An Opportunity To Enjoy Some Vintage Justice Bedsworth
The unconscionability issue concerning the Retail Installment Sales Contract in the next case is currently pending before the California Supreme Court In Sanchez v. Valencia Holding Co., 201 Cal.App.4th 74 (2011), review granted March 21, 2012 (S199119) and several related cases. In an opinion authored by Justice Bedsworth, he Fourth District, Division 3 sided with those courts finding the standard arbitration provision to be procedurally and substantively unconscionable. Castellanos v. Quality Nissan, Inc., Case No.G047885 (Dec. 2, 2013) (unpublished). It weighed somewhat on the scales that the purchaser spoke Spanish, and that the English version of the contract required an acknowledgment of the arbitration provision, whereas the Spanish version did not require an acknowledgment.
Justice Bedsworth, who authors the column A Criminal Waste of Space, is well-known for his wit and colorful writing style. The following passage from Castellanos is an example:
“Let’s not beat about the bush. Businesses put arbitration provisions in their adhesion contracts because they think that if they are sued they will fare better in arbitration than they will before a jury. Consumers and employees think so too; that is why they fight arbitration clauses.
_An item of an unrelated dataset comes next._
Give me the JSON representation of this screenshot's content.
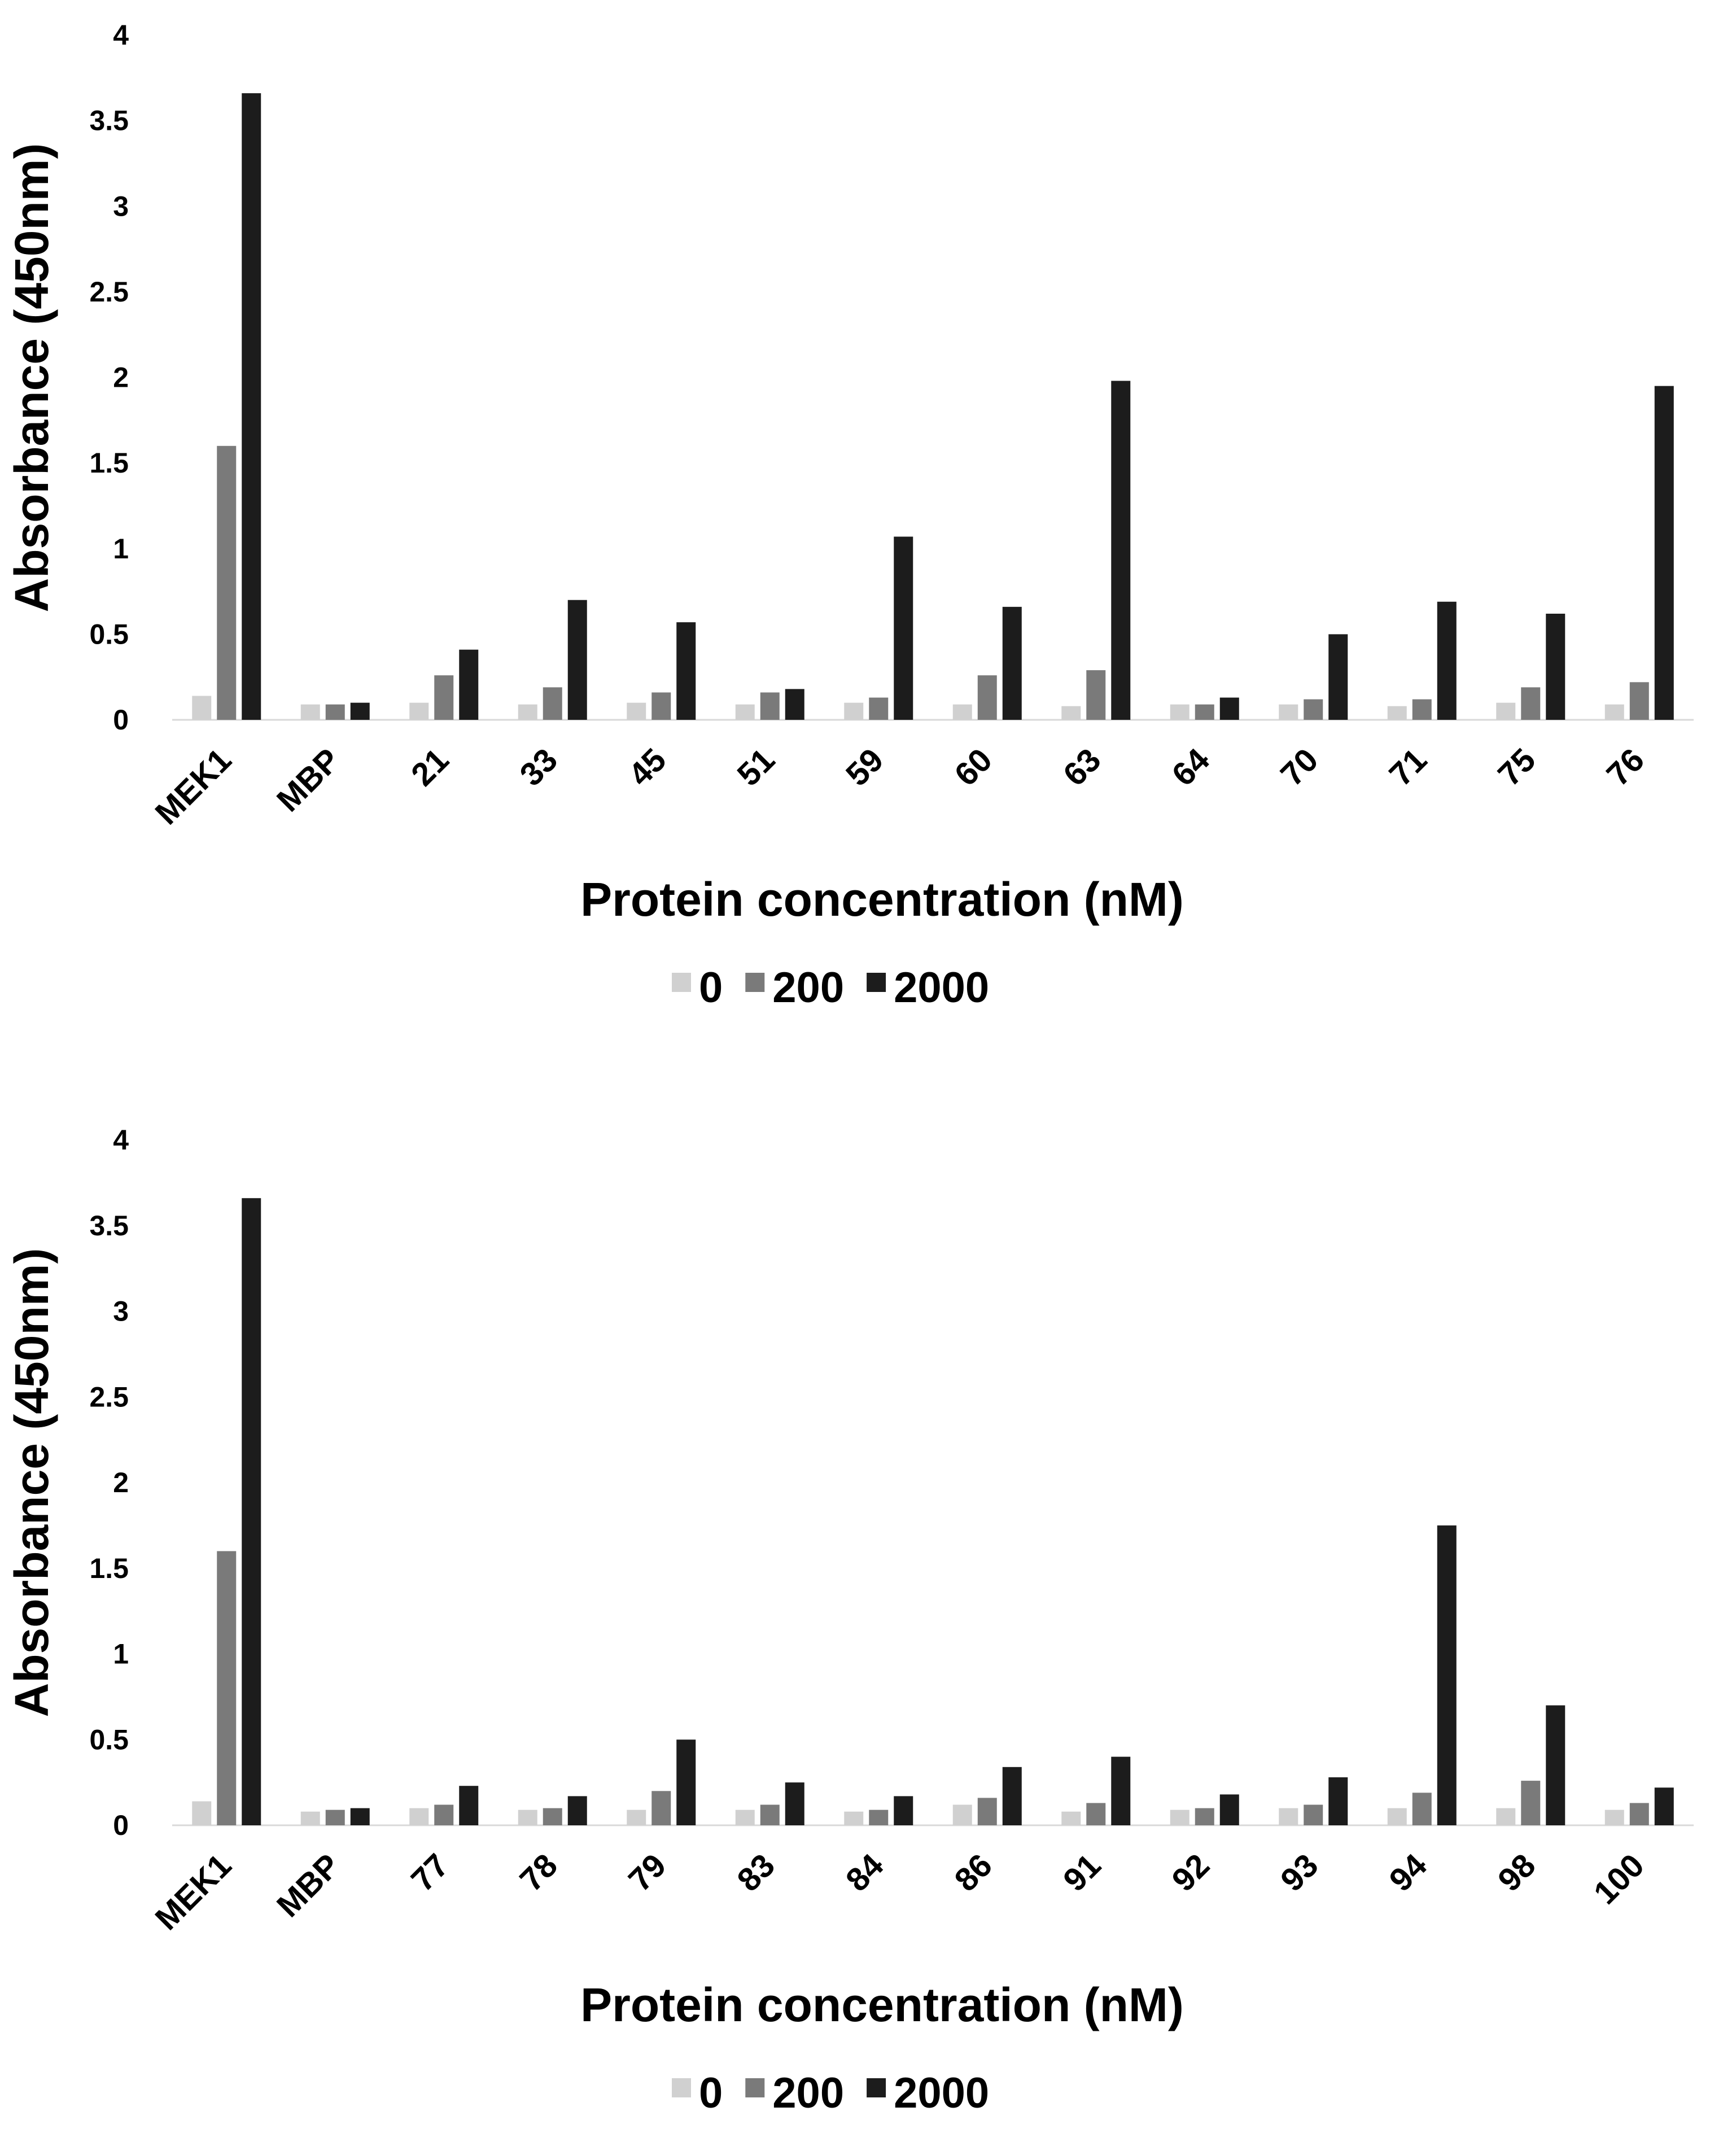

Arbitration clauses are in a contract to protect the company proffering the agreement, not the person signing it. The arbitration provision in this contract is designed to give OC Nissan every possible advantage if it is sued for some cause of action that could yield substantial damages, such as the statutory violations alleged in Castellanos’ complaint. OC Nissan is not concerned about being sued because a car’s heater does not work or a hubcap fell off.”